In Malaysia, RPTs (and Conflict of Interest situations) are of course almost a way of life, many of the Corporate Governance abuse cases described in this blog handled about them.
GMT did recently some research regarding Hong Kong and Singapore companies.
Over 90% of all companies were engaged in some form of related party transactions in 2014. It makes us wonder if the remaining 7-8% simply forgot to declare them! These transactions averaged 7% of combined sales and expenses which is highly material to profit. A whopping 13% (46 companies) had related party transactions in excess of 20% of combined sales and expenses. However, of these, 31 were state owned enterprises (SOE) which clearly do a lot of business with other SOEs. Who knows whether they conduct business at market prices or in line with government policy? What we’re really interested in are those private companies with a large amount of related party transactions because that’s where minority shareholders are at greatest risk. That leaves us with just 15 companies which we list in alphabetic order below:
Some of GMTs findings (unfortunately the names of the companies are left out, I guess one has to subscribe to their services for that):
- Company 1: The largest related party balances of any company GLOBALLY, at US$6.2bn. It is paid interest income on amounts owed to it but doesn’t pay interest on amounts it owes. This boosted 2014 pre-tax profit by 20%.
- Company 2: Two CEOs have been sent to jail in the last decade.
- Company 3: Around 45% of expenses routed through two companies owned by the founder. One of these paid the founder an estimated US$22m in dividends over the past two financial years.
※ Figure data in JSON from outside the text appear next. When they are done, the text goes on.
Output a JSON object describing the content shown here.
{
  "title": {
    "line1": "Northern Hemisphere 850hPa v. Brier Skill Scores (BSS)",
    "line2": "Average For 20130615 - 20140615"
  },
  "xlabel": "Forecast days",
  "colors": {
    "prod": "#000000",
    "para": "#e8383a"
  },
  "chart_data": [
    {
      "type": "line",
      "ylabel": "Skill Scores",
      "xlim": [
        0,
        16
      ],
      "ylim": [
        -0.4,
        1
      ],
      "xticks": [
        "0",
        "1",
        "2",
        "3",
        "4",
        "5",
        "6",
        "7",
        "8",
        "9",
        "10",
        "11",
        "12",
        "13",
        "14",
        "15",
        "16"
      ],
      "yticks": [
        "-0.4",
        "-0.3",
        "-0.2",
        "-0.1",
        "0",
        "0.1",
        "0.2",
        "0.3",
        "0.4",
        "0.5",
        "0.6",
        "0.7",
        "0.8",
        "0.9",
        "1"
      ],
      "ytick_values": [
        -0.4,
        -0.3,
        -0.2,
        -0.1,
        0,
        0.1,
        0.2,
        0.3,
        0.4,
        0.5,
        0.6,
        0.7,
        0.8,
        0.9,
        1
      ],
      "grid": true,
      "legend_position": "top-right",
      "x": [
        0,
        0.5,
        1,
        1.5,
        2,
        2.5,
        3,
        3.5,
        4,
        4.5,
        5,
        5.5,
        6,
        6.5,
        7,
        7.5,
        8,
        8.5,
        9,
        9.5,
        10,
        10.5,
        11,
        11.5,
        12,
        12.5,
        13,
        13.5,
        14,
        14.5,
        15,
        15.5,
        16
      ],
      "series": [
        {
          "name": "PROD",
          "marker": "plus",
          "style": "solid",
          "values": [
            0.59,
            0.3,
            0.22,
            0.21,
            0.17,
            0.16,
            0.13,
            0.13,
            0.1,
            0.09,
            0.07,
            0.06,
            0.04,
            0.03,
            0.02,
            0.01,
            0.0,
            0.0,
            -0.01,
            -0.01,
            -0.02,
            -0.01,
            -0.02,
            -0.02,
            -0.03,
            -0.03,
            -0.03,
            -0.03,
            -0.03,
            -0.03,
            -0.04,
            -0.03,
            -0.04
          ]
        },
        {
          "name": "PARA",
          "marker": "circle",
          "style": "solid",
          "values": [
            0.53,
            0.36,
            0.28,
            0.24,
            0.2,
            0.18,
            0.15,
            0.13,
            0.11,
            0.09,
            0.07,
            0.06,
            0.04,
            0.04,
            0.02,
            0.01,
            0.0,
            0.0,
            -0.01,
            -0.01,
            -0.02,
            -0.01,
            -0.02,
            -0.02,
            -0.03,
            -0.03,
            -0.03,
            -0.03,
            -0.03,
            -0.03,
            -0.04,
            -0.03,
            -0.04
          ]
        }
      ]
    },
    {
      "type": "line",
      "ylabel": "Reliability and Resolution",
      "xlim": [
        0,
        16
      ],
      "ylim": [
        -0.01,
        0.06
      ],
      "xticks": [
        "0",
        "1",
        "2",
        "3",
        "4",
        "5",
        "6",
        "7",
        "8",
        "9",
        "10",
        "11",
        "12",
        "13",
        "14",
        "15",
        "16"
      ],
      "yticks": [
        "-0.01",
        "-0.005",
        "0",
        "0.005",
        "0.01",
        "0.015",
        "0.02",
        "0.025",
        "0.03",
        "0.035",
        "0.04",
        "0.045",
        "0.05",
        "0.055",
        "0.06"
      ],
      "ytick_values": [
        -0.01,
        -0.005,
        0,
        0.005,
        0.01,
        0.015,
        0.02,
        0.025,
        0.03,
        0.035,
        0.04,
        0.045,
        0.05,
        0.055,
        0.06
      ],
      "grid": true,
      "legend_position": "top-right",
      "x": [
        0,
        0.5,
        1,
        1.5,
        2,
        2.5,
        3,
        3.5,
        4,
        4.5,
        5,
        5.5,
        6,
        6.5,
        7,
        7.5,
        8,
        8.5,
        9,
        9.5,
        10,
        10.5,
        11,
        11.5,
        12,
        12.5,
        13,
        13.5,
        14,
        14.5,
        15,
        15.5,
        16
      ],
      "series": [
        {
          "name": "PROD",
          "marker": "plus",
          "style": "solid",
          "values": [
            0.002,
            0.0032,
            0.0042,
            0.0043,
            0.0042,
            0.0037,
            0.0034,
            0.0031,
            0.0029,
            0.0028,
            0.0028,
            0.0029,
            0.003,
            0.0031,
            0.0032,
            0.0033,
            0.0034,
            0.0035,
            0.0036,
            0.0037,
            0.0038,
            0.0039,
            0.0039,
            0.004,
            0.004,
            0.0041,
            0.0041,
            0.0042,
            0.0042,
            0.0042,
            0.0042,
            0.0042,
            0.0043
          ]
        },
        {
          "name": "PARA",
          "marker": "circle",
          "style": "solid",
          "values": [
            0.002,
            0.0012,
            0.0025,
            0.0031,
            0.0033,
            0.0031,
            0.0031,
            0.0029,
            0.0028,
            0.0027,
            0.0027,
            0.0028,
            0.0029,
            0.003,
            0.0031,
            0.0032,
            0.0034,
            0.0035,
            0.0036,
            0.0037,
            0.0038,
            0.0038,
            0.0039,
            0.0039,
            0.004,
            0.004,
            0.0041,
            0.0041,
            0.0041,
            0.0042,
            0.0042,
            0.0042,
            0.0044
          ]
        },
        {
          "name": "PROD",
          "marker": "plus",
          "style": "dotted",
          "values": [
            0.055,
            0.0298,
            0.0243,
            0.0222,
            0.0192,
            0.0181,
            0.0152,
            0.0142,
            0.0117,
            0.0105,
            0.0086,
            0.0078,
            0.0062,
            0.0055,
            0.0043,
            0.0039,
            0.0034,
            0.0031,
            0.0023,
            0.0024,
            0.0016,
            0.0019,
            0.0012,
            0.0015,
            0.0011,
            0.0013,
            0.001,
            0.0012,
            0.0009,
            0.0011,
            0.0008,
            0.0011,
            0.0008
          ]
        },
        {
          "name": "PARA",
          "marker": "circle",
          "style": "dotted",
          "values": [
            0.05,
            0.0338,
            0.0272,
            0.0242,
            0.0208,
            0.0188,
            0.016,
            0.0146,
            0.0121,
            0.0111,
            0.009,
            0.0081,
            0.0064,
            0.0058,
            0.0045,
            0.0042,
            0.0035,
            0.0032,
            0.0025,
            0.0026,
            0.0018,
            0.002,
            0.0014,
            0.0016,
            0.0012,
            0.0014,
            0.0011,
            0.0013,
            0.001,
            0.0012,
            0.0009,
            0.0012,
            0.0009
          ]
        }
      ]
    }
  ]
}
- Company 4: Building the world’s 5th tallest building in China, financed with a US dollar loan from a related party.
- Company 5: Over 35 pages of connected party transactions.
As a safeguard, RPTs have to be evaluated by the independent directors (INEDs), if the deals are properly done at arms length.
However, as David Webb put it:
Once appointed by the board, the INEDs are re-elected by shareholders at the next annual general meeting, and thereafter by rotation (typically standing every three years, if they survive that long). Unfortunately, the controlling shareholders are allowed to vote in these elections, so they nearly always determine the outcome. Yes, the sheepdog is appointed by the flock, not by the shepherd. It is a clear absurdity that the controlling shareholders effectively appoint the people who are supposed to prevent them from abusing the company. This is shareholder democracy Hong Kong-style.
In fact, INEDs are often so closely allied to the executive directors that, if the company is taken over, the INEDs resign at the same time as the executive directors, and the new controlling shareholders will appoint new "independent" directors of their choice.
GMT concludes with "Now we’re working on the rest of Asia". I certainly hope they don't skip Malaysia, there will be lots of juicy material to be found.